Love of coaching brought Cowles back to the sideline

Ensworth head coach Mary Taylor Cowles works with her players during a practice at Ensworth High School in Nashville, Tenn., Monday, Jan. 29, 2024.
Ensworth head coach Mary Taylor Cowles works with her players during a practice at Ensworth High School in Nashville, Tenn., Monday, Jan. 29, 2024.

Western Kentucky decided not to bring her back following the 2011-12 season and Cowles was miserable working in the pharmaceutical business during her time away from coaching. She found solace in the 300-arce cattle farm she owns with Gil outside of Bowling Green. She eagerly returned to coaching in 2015 when Ensworth called.

In two years, Cowles captured a TSSAA Division II-AA state title followed by crowns in 2019 and 2020, just before the COVID pandemic shut down the Division I boys and girls tournaments. The Lady Tigers captured another in 2022 and finished state runner-up in 2023. She's won four of the program's seven state titles.

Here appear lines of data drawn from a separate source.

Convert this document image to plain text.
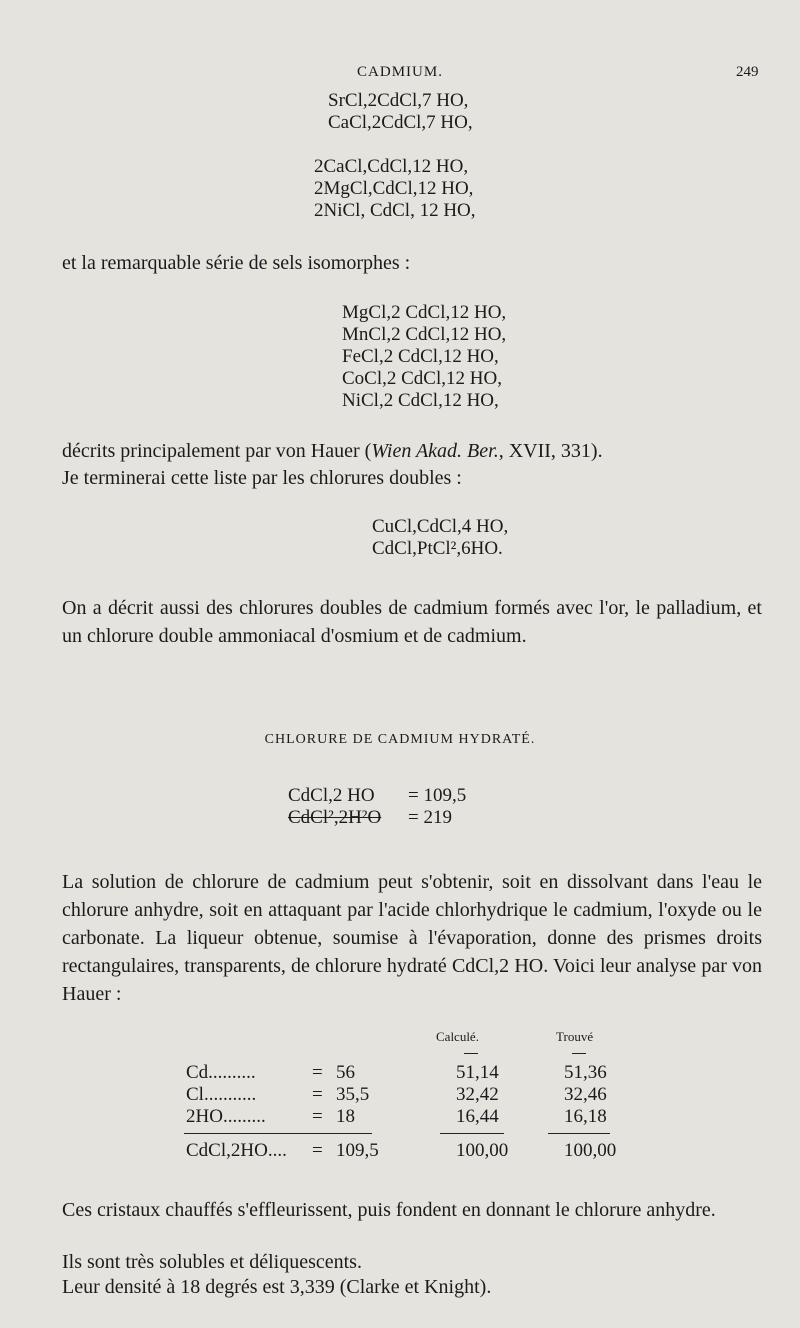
CADMIUM.	249
SrCl,2CdCl,7 HO,
CaCl,2CdCl,7 HO,
2CaCl,CdCl,12 HO,
2MgCl,CdCl,12 HO,
2NiCl, CdCl, 12 HO,
et la remarquable série de sels isomorphes :
MgCl,2 CdCl,12 HO,
MnCl,2 CdCl,12 HO,
FeCl,2 CdCl,12 HO,
CoCl,2 CdCl,12 HO,
NiCl,2 CdCl,12 HO,
décrits principalement par von Hauer (Wien Akad. Ber., XVII, 331).
Je terminerai cette liste par les chlorures doubles :
CuCl,CdCl,4 HO,
CdCl,PtCl²,6HO.

On a décrit aussi des chlorures doubles de cadmium formés avec l'or, le palladium, et un chlorure double ammoniacal d'osmium et de cadmium.

CHLORURE DE CADMIUM HYDRATÉ.
CdCl,2 HO = 109,5
CdCl²,2H²O = 219

La solution de chlorure de cadmium peut s'obtenir, soit en dissolvant dans l'eau le chlorure anhydre, soit en attaquant par l'acide chlorhydrique le cadmium, l'oxyde ou le carbonate. La liqueur obtenue, soumise à l'évaporation, donne des prismes droits rectangulaires, transparents, de chlorure hydraté CdCl,2 HO. Voici leur analyse par von Hauer :

Calculé.	Trouvé
Cd..........	= 56	51,14	51,36
Cl...........	= 35,5	32,42	32,46
2HO......... = 18	16,44	16,18
CdCl,2HO.... = 109,5	100,00	100,00

Ces cristaux chauffés s'effleurissent, puis fondent en donnant le chlorure anhydre.

Ils sont très solubles et déliquescents.
Leur densité à 18 degrés est 3,339 (Clarke et Knight).
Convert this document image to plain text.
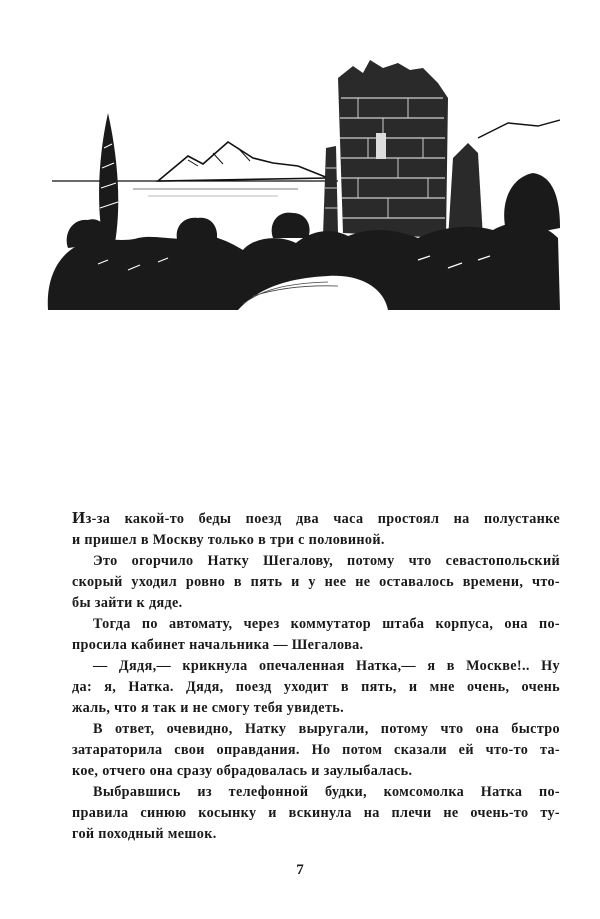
Из-за какой-то беды поезд два часа простоял на полустанке
и пришел в Москву только в три с половиной.

Это огорчило Натку Шегалову, потому что севастопольский
скорый уходил ровно в пять и у нее не оставалось времени, что-
бы зайти к дяде.

Тогда по автомату, через коммутатор штаба корпуса, она по-
просила кабинет начальника — Шегалова.

— Дядя,— крикнула опечаленная Натка,— я в Москве!.. Ну
да: я, Натка. Дядя, поезд уходит в пять, и мне очень, очень
жаль, что я так и не смогу тебя увидеть.

В ответ, очевидно, Натку выругали, потому что она быстро
затараторила свои оправдания. Но потом сказали ей что-то та-
кое, отчего она сразу обрадовалась и заулыбалась.

Выбравшись из телефонной будки, комсомолка Натка по-
правила синюю косынку и вскинула на плечи не очень-то ту-
гой походный мешок.

7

It wasn't until last year that Cowles decided to open up about MS.

"There’s a feeling of not wanting people to look at me differently," she said. "But five years down the road, I walk different. I’m just different because of its physical effects. So it’s like, 'You know what, the world knows. The world can look at me and tell that something’s different. Why not tell the world?'"

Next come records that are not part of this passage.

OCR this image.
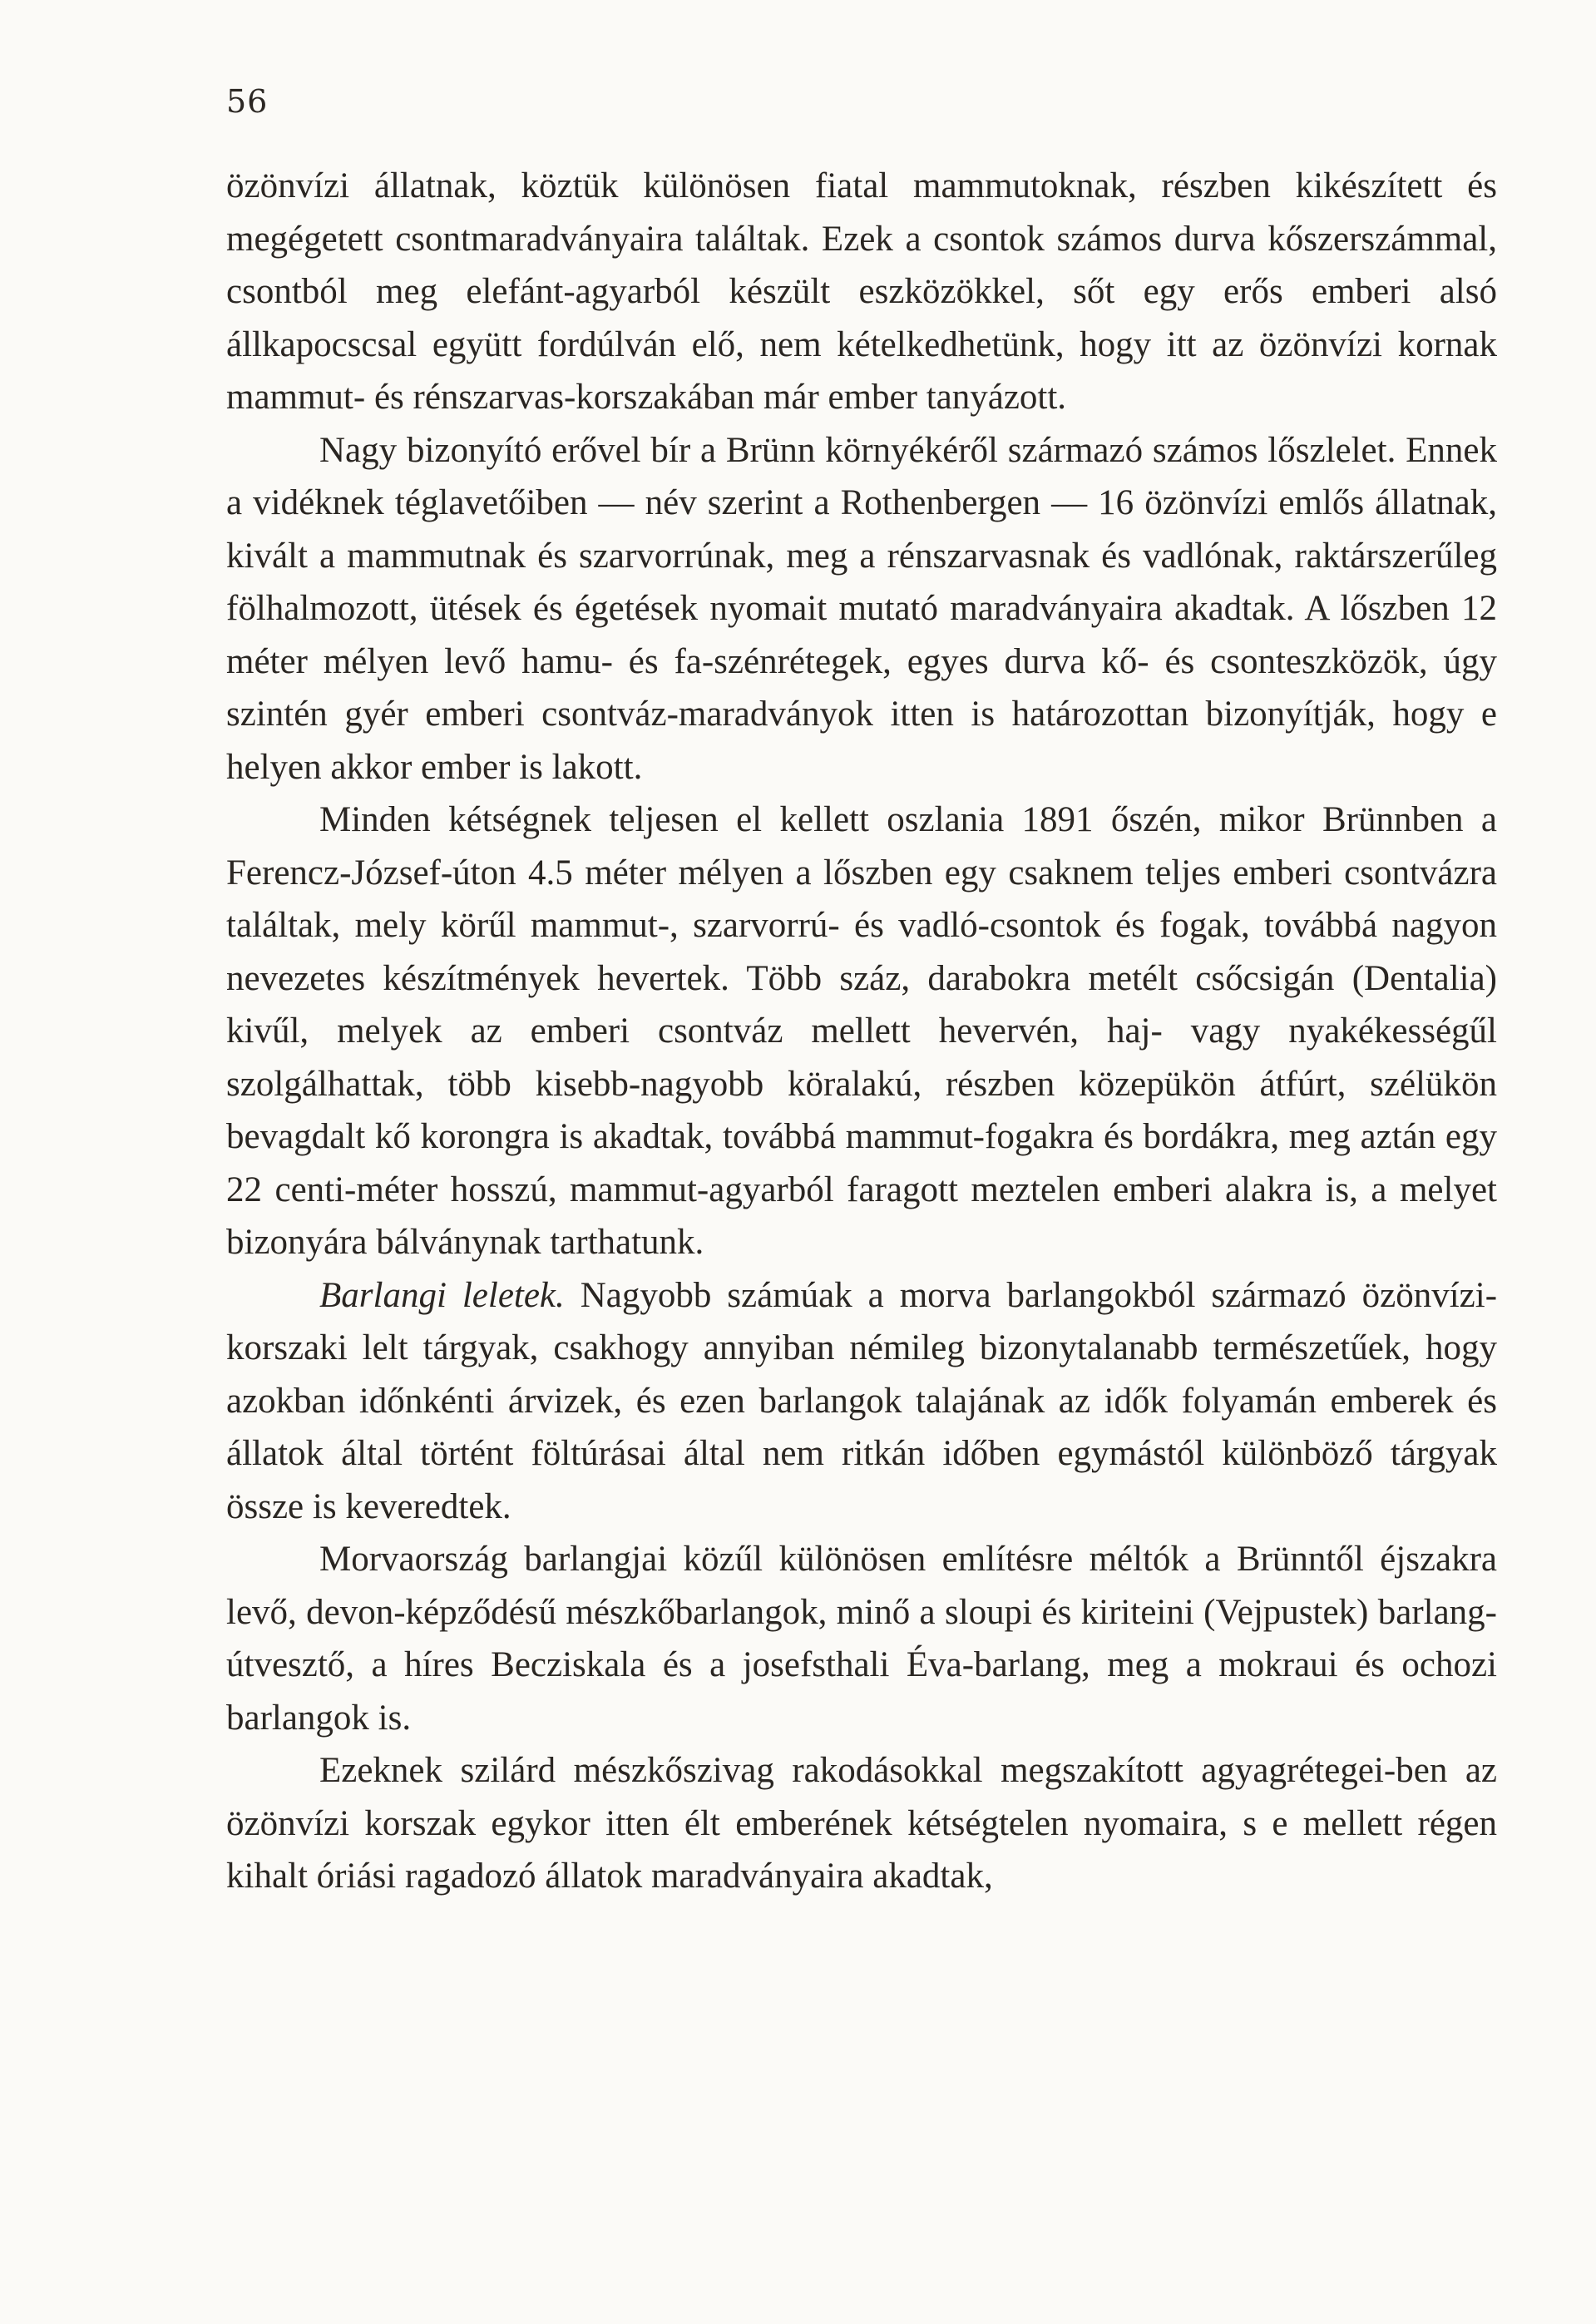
56

özönvízi állatnak, köztük különösen fiatal mammutoknak, részben kikészített és megégetett csontmaradványaira találtak. Ezek a csontok számos durva kőszerszámmal, csontból meg elefánt-agyarból készült eszközökkel, sőt egy erős emberi alsó állkapocscsal együtt fordúlván elő, nem kételkedhetünk, hogy itt az özönvízi kornak mammut- és rénszarvas-korszakában már ember tanyázott.

Nagy bizonyító erővel bír a Brünn környékéről származó számos lőszlelet. Ennek a vidéknek téglavetőiben — név szerint a Rothenbergen — 16 özönvízi emlős állatnak, kivált a mammutnak és szarvorrúnak, meg a rénszarvasnak és vadlónak, raktárszerűleg fölhalmozott, ütések és égetések nyomait mutató maradványaira akadtak. A lőszben 12 méter mélyen levő hamu- és fa-szénrétegek, egyes durva kő- és csonteszközök, úgy szintén gyér emberi csontváz-maradványok itten is határozottan bizonyítják, hogy e helyen akkor ember is lakott.

Minden kétségnek teljesen el kellett oszlania 1891 őszén, mikor Brünnben a Ferencz-József-úton 4.5 méter mélyen a lőszben egy csaknem teljes emberi csontvázra találtak, mely körűl mammut-, szarvorrú- és vadló-csontok és fogak, továbbá nagyon nevezetes készítmények hevertek. Több száz, darabokra metélt csőcsigán (Dentalia) kivűl, melyek az emberi csontváz mellett hevervén, haj- vagy nyakékességűl szolgálhattak, több kisebb-nagyobb köralakú, részben közepükön átfúrt, szélükön bevagdalt kő korongra is akadtak, továbbá mammut-fogakra és bordákra, meg aztán egy 22 centi-méter hosszú, mammut-agyarból faragott meztelen emberi alakra is, a melyet bizonyára bálványnak tarthatunk.

Barlangi leletek. Nagyobb számúak a morva barlangokból származó özönvízi-korszaki lelt tárgyak, csakhogy annyiban némileg bizonytalanabb természetűek, hogy azokban időnkénti árvizek, és ezen barlangok talajának az idők folyamán emberek és állatok által történt föltúrásai által nem ritkán időben egymástól különböző tárgyak össze is keveredtek.

Morvaország barlangjai közűl különösen említésre méltók a Brünntől éjszakra levő, devon-képződésű mészkőbarlangok, minő a sloupi és kiriteini (Vejpustek) barlang-útvesztő, a híres Becziskala és a josefsthali Éva-barlang, meg a mokraui és ochozi barlangok is.

Ezeknek szilárd mészkőszivag rakodásokkal megszakított agyagrétegei-ben az özönvízi korszak egykor itten élt emberének kétségtelen nyomaira, s e mellett régen kihalt óriási ragadozó állatok maradványaira akadtak,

A daily routine to conserve energy

Ensworth head coach Mary Taylor Cowles works with her team during the third quarter against Brentwood Academy at Ensworth High School in Nashville, Tenn., Thursday, Jan. 25, 2024.
Ensworth head coach Mary Taylor Cowles works with her team during the third quarter against Brentwood Academy at Ensworth High School in Nashville, Tenn., Thursday, Jan. 25, 2024.

Cowles paces herself. As the assistant athletics director at Ensworth, she spends much of the morning and afternoon sitting. It conserves energy in her legs for practices and game nights.

While her legs won't allow her the range of motion she was once accustomed to, her voice is still strong. During practice she stands far off the court to avoid potential collisions with her players but operates practice without a hitch.

"There's a little reinventing of myself," said Cowles, who plans to participate in Nashville's Walk MS in April. "I'm still the same person, the same coach. I may not move quite like I used to, but MS isn't who I am. It's just what I have. Standing or sitting, It's still Mary."